Avec l’aide de Bank One, La Caze Lespwar a permis à cinq femmes encadrées de suivre des cours pour lancer leur petite entreprise. Trois d’entre elles l’ont fait depuis le début de l’année et les deux autres sont en passe de le faire. Foodwise offre aussi des repas à cette organisation non gouvernementale mais cette aide est ponctuelle.

Aides compromises

En faisant ses comptes, si La Caze Lespwar touche directement 500 personnes, ce sont en fait indirectement 1 500 personnes vivant à Arsenal, Solitude, Triolet, Plaine-des-Papayes et Pointe-aux-Piments, qui bénéficient des facilités offertes.

Mais il y a des nuages qui ont commencé à se profiler à l’horizon. Les principaux bailleurs de fonds de La Caze Lespwar lui ont fait savoir qu’en raison de l’impact de la crise du Covid-19, ils ne savaient pas dans quelle mesure ils pourraient reconduire leurs aides financières. «C’est inquiétant», avoue Christiane Pasnin.

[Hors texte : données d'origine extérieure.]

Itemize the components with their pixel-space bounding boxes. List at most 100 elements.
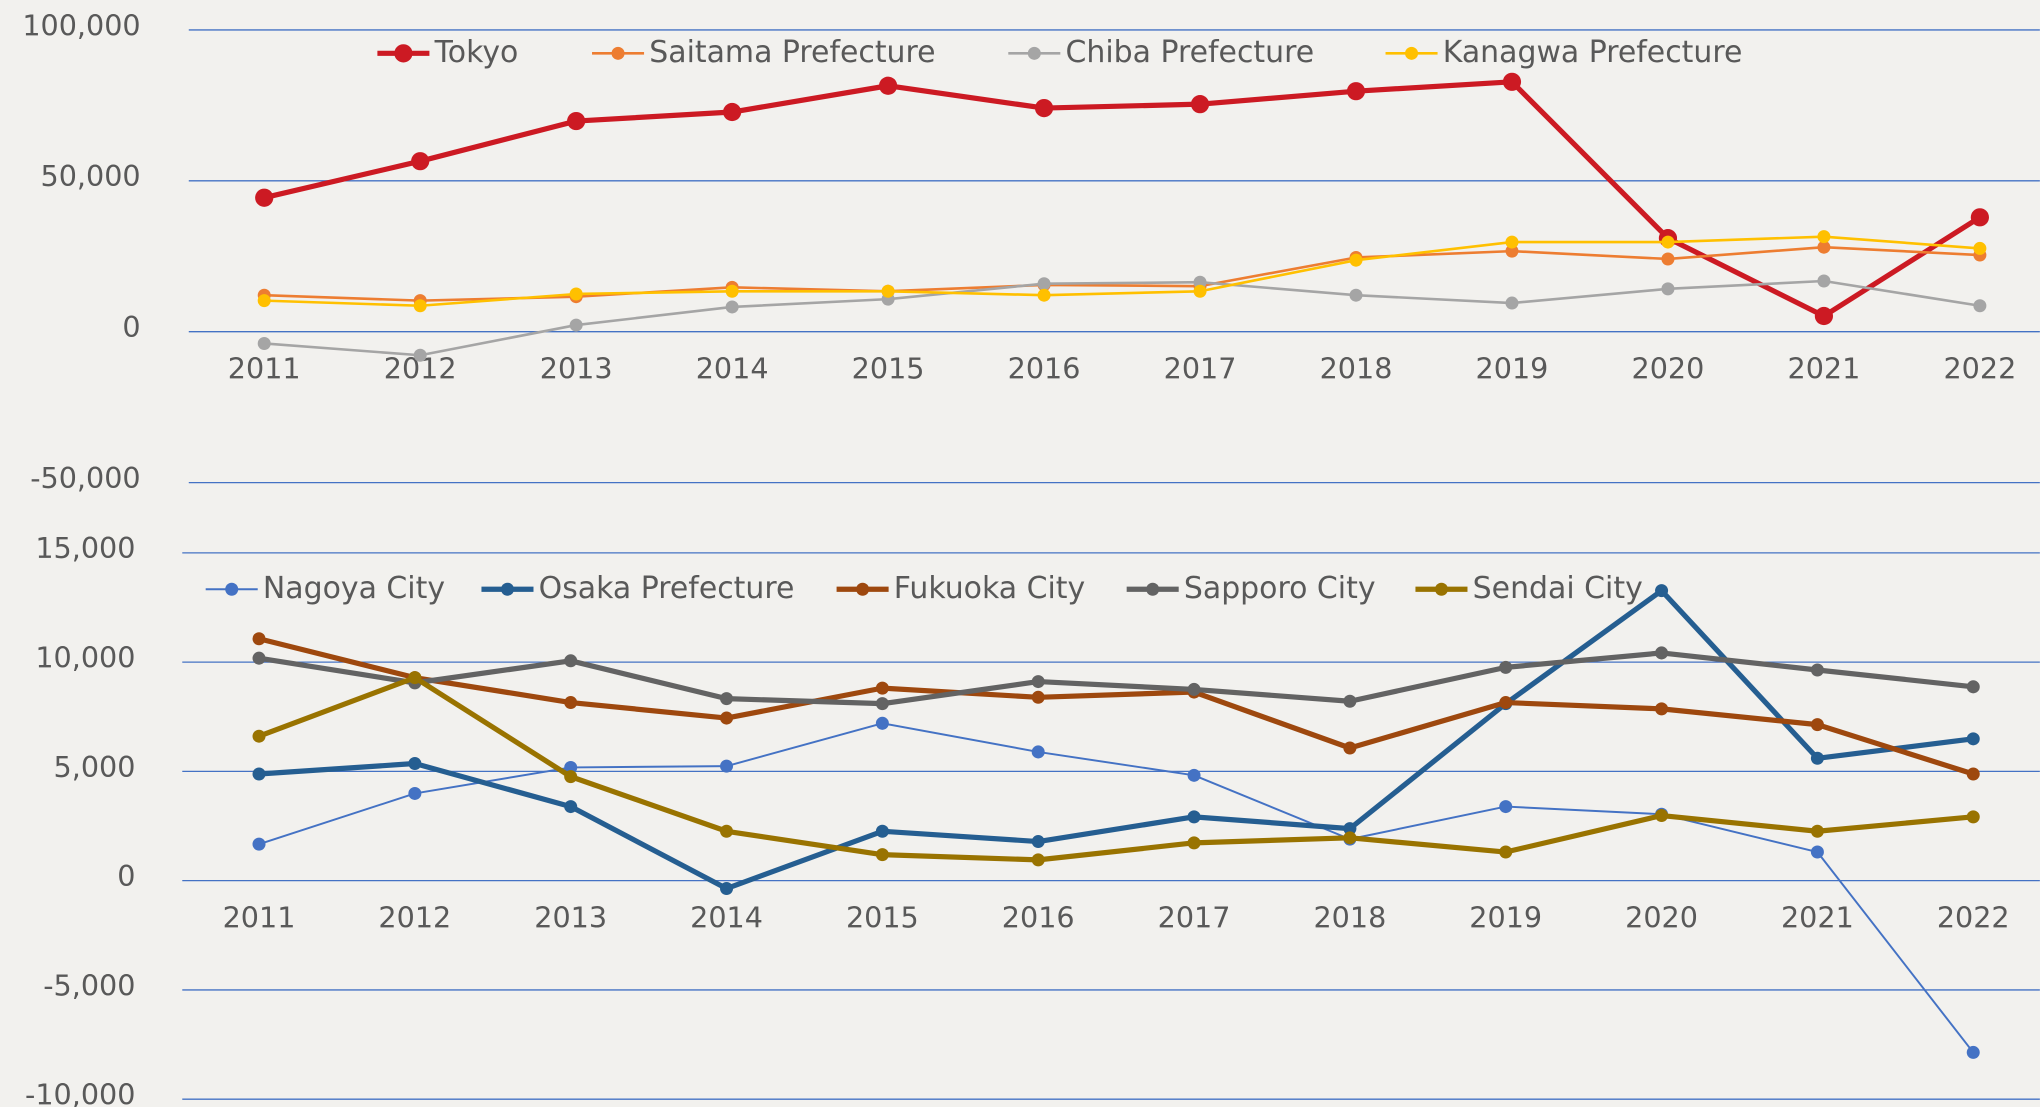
data-point [1661,235,1675,249]
data-point [1343,831,1357,845]
x-tick-label: 2016 [1008,352,1081,386]
data-point [1343,694,1357,708]
series-line [264,235,1980,308]
data-point [875,697,889,711]
data-point [1031,690,1045,704]
data-point [1661,252,1675,266]
data-point [1031,835,1045,849]
y-tick-label: 10,000 [35,641,135,675]
legend-marker [1027,46,1041,60]
data-point [252,632,266,646]
x-tick-label: 2015 [852,352,925,386]
data-point [411,152,430,171]
series-line [258,588,1974,892]
legend-marker [856,582,870,596]
x-tick-label: 2022 [1943,352,2016,386]
data-point [720,711,734,725]
data-point [567,111,586,131]
data-point [1193,275,1207,289]
legend-marker [394,44,413,63]
data-point [1966,767,1980,781]
y-tick-label: -5,000 [43,968,135,1002]
data-point [257,294,271,308]
data-point [1499,696,1513,710]
data-point [1973,241,1987,255]
data-point [1966,732,1980,746]
data-point [875,824,889,838]
data-point [408,757,422,771]
data-point [1966,1045,1980,1059]
data-point [1810,718,1824,732]
x-tick-label: 2013 [540,352,613,386]
data-point [1817,230,1831,244]
data-point [1187,768,1201,782]
series-line [264,279,1981,357]
legend-marker [611,46,625,60]
series-line [264,245,1980,302]
data-point [413,299,427,313]
data-point [1814,306,1834,326]
data-point [1655,646,1669,660]
y-tick-label: -50,000 [30,461,140,495]
legend-label: Tokyo [434,35,519,70]
y-tick-label: 0 [122,310,140,344]
data-point [720,882,734,896]
series-line [263,79,1982,319]
data-point [1031,853,1045,867]
legend-marker [225,582,239,596]
data-point [1970,208,1989,227]
data-point [408,786,422,800]
x-tick-label: 2015 [846,901,919,935]
data-point [725,300,739,314]
data-point [1505,296,1519,310]
y-tick-label: -10,000 [25,1078,135,1107]
series-line [258,722,1975,1054]
data-point [1499,845,1513,859]
x-tick-label: 2011 [228,352,301,386]
legend-label: Chiba Prefecture [1066,35,1315,70]
data-point [252,837,266,851]
data-point [252,651,266,665]
data-point [1810,663,1824,677]
legend-label: Sendai City [1473,571,1643,606]
x-tick-label: 2018 [1313,901,1386,935]
data-point [1187,836,1201,850]
data-point [1502,72,1522,91]
x-tick-label: 2019 [1469,901,1542,935]
legend-label: Nagoya City [263,571,445,606]
data-point [875,716,889,730]
data-point [1655,702,1669,716]
data-point [1037,277,1051,291]
data-point [257,336,271,350]
data-point [720,692,734,706]
data-point [1499,660,1513,674]
data-point [1037,288,1051,302]
x-tick-label: 2013 [534,901,607,935]
data-point [1343,822,1357,836]
data-point [1505,244,1519,258]
y-tick-label: 50,000 [41,159,141,193]
data-point [1343,741,1357,755]
data-point [1349,253,1363,267]
data-point [1346,82,1366,101]
legend-marker [1434,582,1448,596]
x-tick-label: 2016 [1002,901,1075,935]
x-tick-label: 2020 [1632,352,1705,386]
y-tick-label: 5,000 [54,750,136,784]
legend-label: Fukuoka City [894,571,1085,606]
legend-label: Kanagwa Prefecture [1443,35,1743,70]
legend-marker [1146,582,1160,596]
x-tick-label: 2017 [1164,352,1237,386]
y-tick-label: 15,000 [35,531,135,565]
x-tick-label: 2018 [1320,352,1393,386]
data-point [564,770,578,784]
data-point [723,102,742,122]
data-point [1190,95,1210,114]
legend-label: Sapporo City [1184,571,1376,606]
data-point [1031,675,1045,689]
data-point [252,767,266,781]
data-point [875,681,889,695]
data-point [1187,810,1201,824]
data-point [413,348,427,362]
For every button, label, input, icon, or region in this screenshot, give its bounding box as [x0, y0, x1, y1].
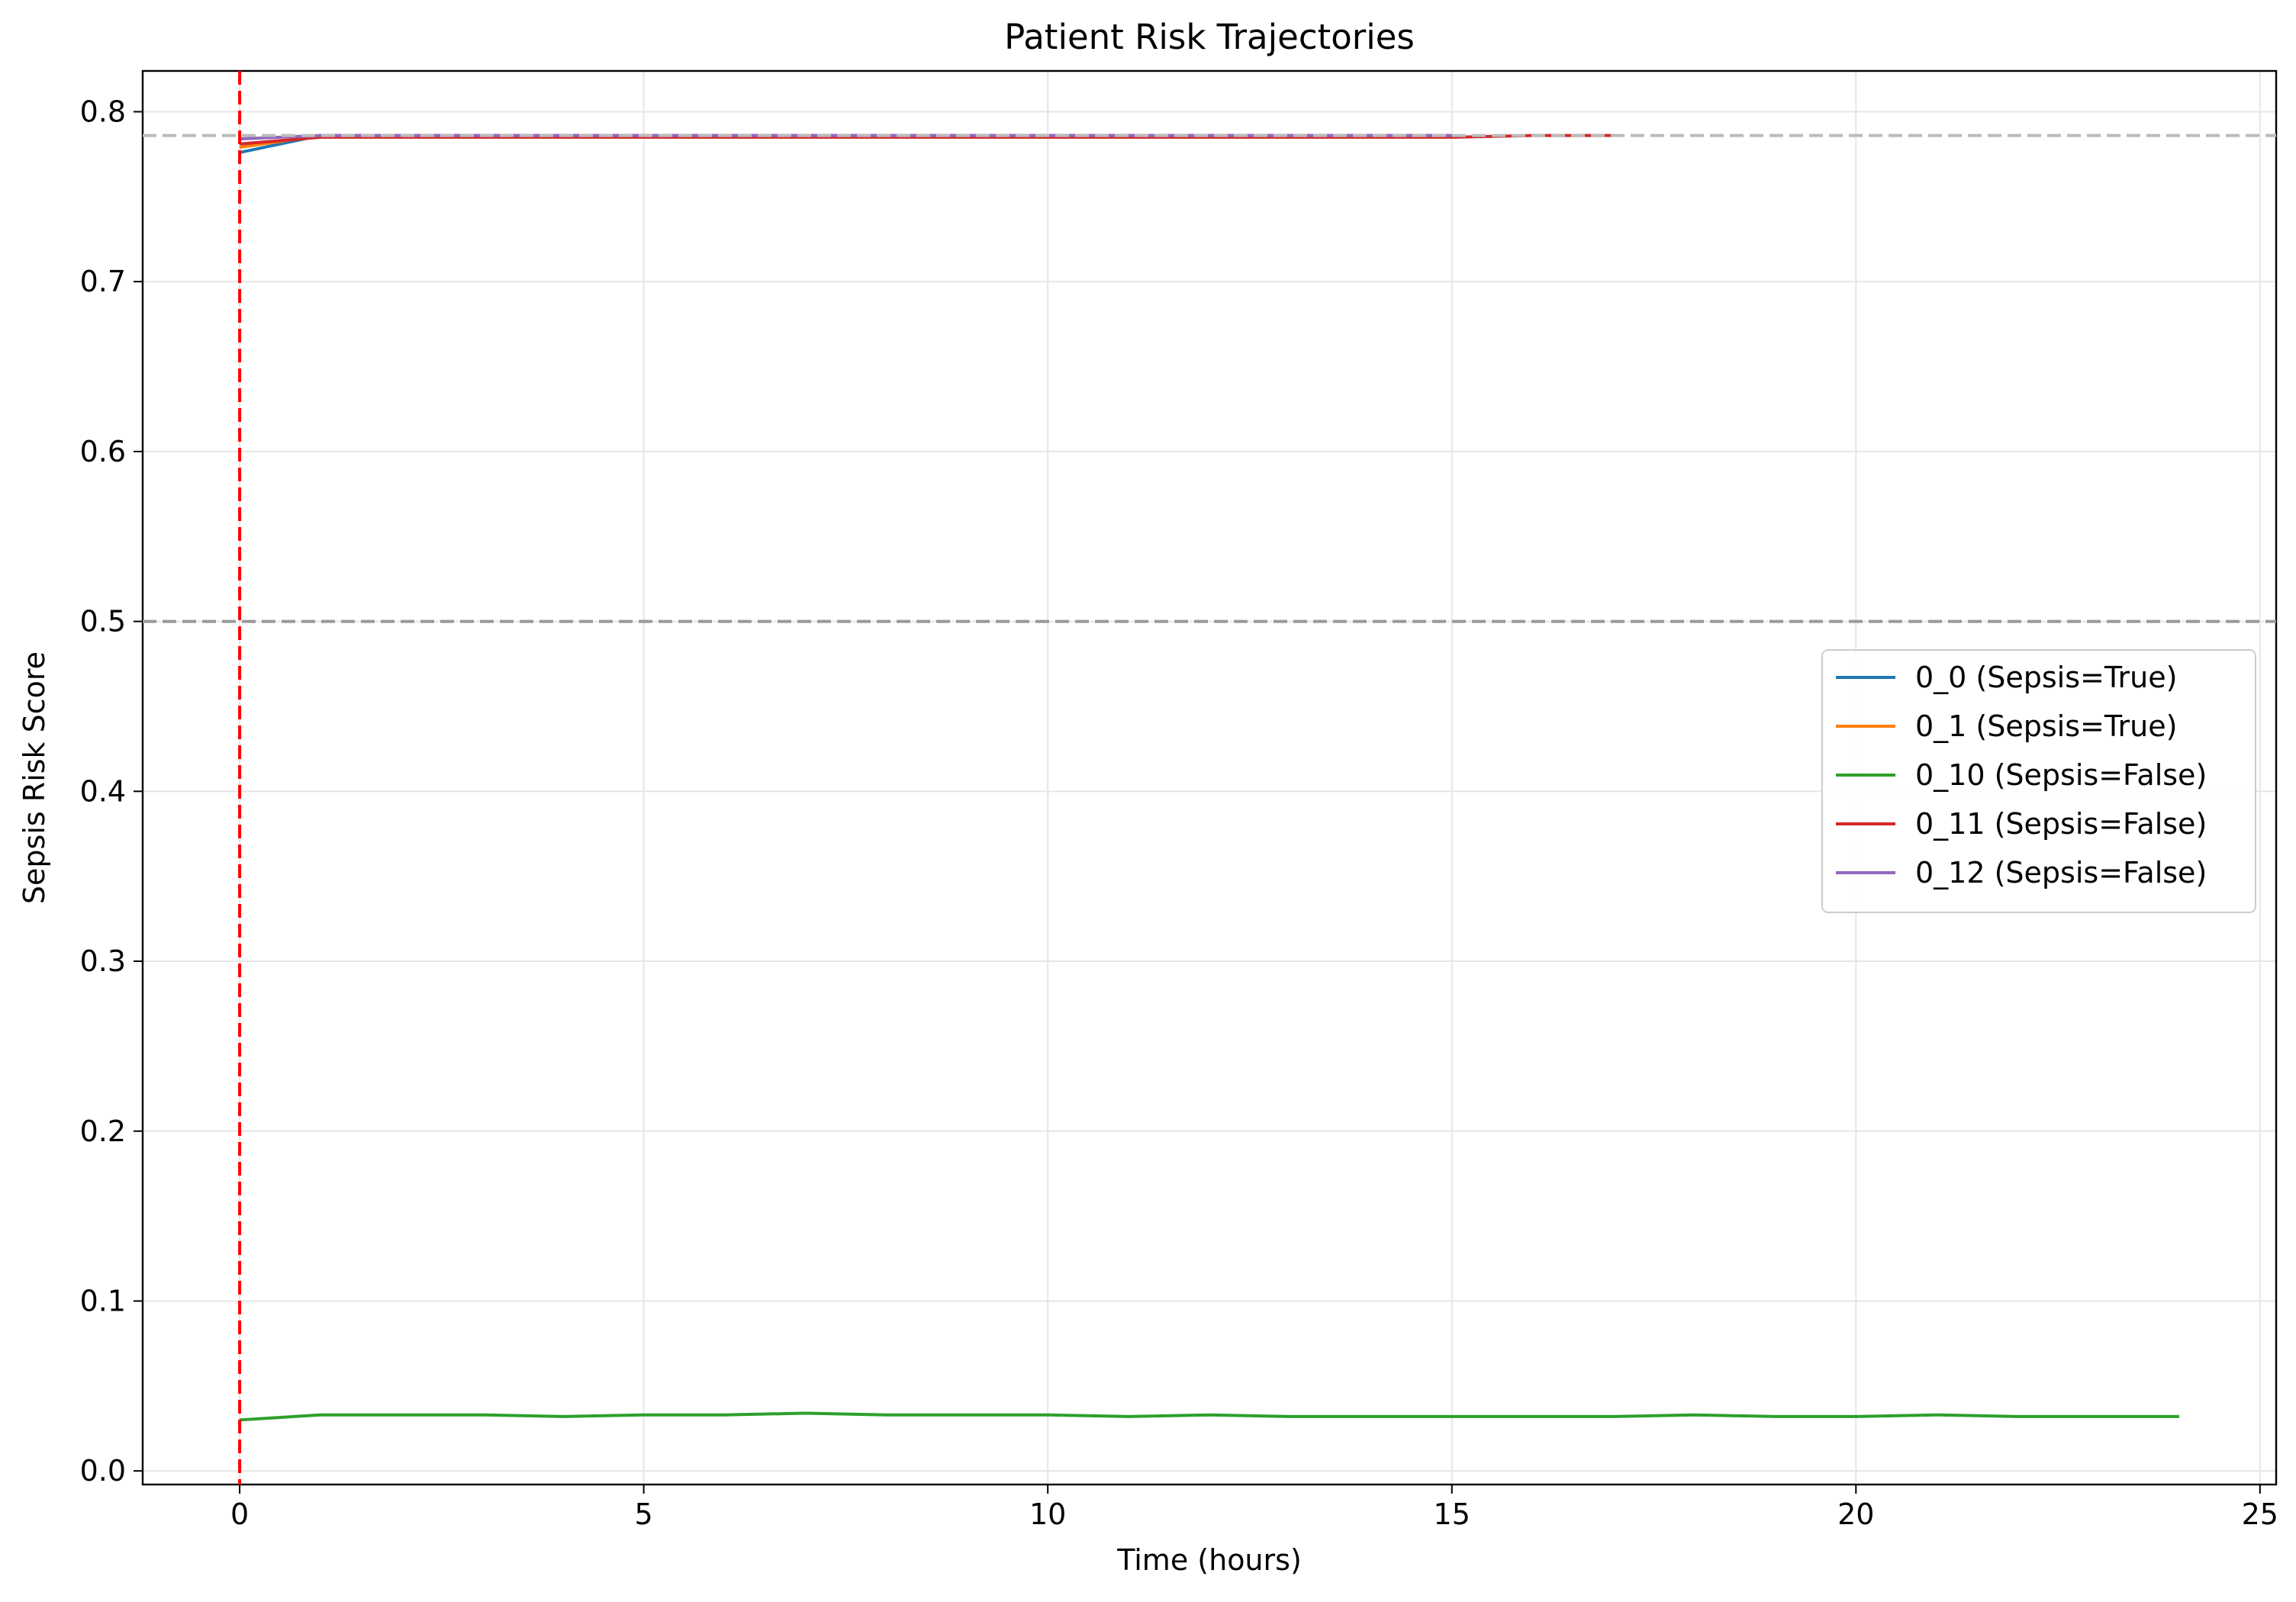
x-tick-label: 15	[1434, 1497, 1470, 1531]
y-tick-label: 0.4	[80, 774, 126, 808]
legend-label: 0_1 (Sepsis=True)	[1915, 709, 2177, 743]
legend-box	[1821, 649, 2256, 913]
y-tick-label: 0.8	[80, 95, 126, 128]
plot-frame	[141, 69, 2278, 1486]
series-line-3	[239, 134, 1614, 146]
x-tick-label: 20	[1837, 1497, 1874, 1531]
x-tick-label: 5	[635, 1497, 653, 1531]
chart-title: Patient Risk Trajectories	[1004, 17, 1415, 57]
legend-label: 0_0 (Sepsis=True)	[1915, 661, 2177, 694]
y-tick-label: 0.6	[80, 435, 126, 468]
y-tick-label: 0.3	[80, 944, 126, 978]
y-tick-label: 0.2	[80, 1115, 126, 1148]
legend-label: 0_11 (Sepsis=False)	[1915, 807, 2207, 841]
y-tick-label: 0.1	[80, 1284, 126, 1317]
x-tick-label: 0	[230, 1497, 249, 1531]
reference-lines	[143, 71, 2276, 1485]
x-tick-label: 10	[1029, 1497, 1066, 1531]
y-axis-label: Sepsis Risk Score	[18, 651, 51, 904]
legend-label: 0_12 (Sepsis=False)	[1915, 856, 2207, 889]
y-tick-label: 0.0	[80, 1454, 126, 1488]
x-tick-label: 25	[2242, 1497, 2278, 1531]
legend-label: 0_10 (Sepsis=False)	[1915, 758, 2207, 792]
y-tick-label: 0.5	[80, 605, 126, 639]
legend: 0_0 (Sepsis=True) 0_1 (Sepsis=True) 0_10 (…	[1821, 649, 2256, 913]
axis-ticks: 0 5 10 15 20 25 0.0 0.1 0.2 0.3 0.4 0.5 0.6 0.7 0.8	[80, 95, 2278, 1531]
x-axis-label: Time (hours)	[1116, 1543, 1302, 1577]
series-line-2	[239, 1411, 2179, 1422]
y-tick-label: 0.7	[80, 265, 126, 298]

Mais comme cette femme n’est jamais à court d’idées, elle et un bénévole, qui a rejoint La Caze Lespwar en juin, ont conçu un projet d’extension du jardin thérapeutique bio sur un arpent supplémentaire derrière leurs conteneurs-bureaux afin de diversifier les légumes plantés et faire de l’élevage de poulets et de cabris et ainsi prendre le chemin de l’autosuffisance alimentaire. Ce projet au coût de Rs 863 500 a été mis sur crowdfund.mu et, à ce jour, La Caze Lespwar a recueilli quelque Rs 205 000.

«Depuis le 1er septembre, ça stagne et nous avons vraiment besoin d’un coup de boost pour que les cinq femmes identifiées puissent agrandir ce jardin thérapeutique bio et diversifier les légumes plantés pour rendre l’activité durable et se lancer dans un deuxième temps dans la culture fruitière via l’aménagement d’un verger. Nous sommes en négociation pour obtenir cet arpent supplémentaire qu’il faudra clôturer. Et ce sera encore un autre parrain à trouver. Nous espérons obtenir la totalité des fonds d’ici la fin septembre.»

Ce projet rejaillira sur la communauté car une fois ces femmes formées, celles-ci iront à leur tour former 20 personnes leaders, qui iront répandre des techniques de home-gardening à d’autres personnes dans la communauté. Qu’attendez-vous : à vos portefeuilles!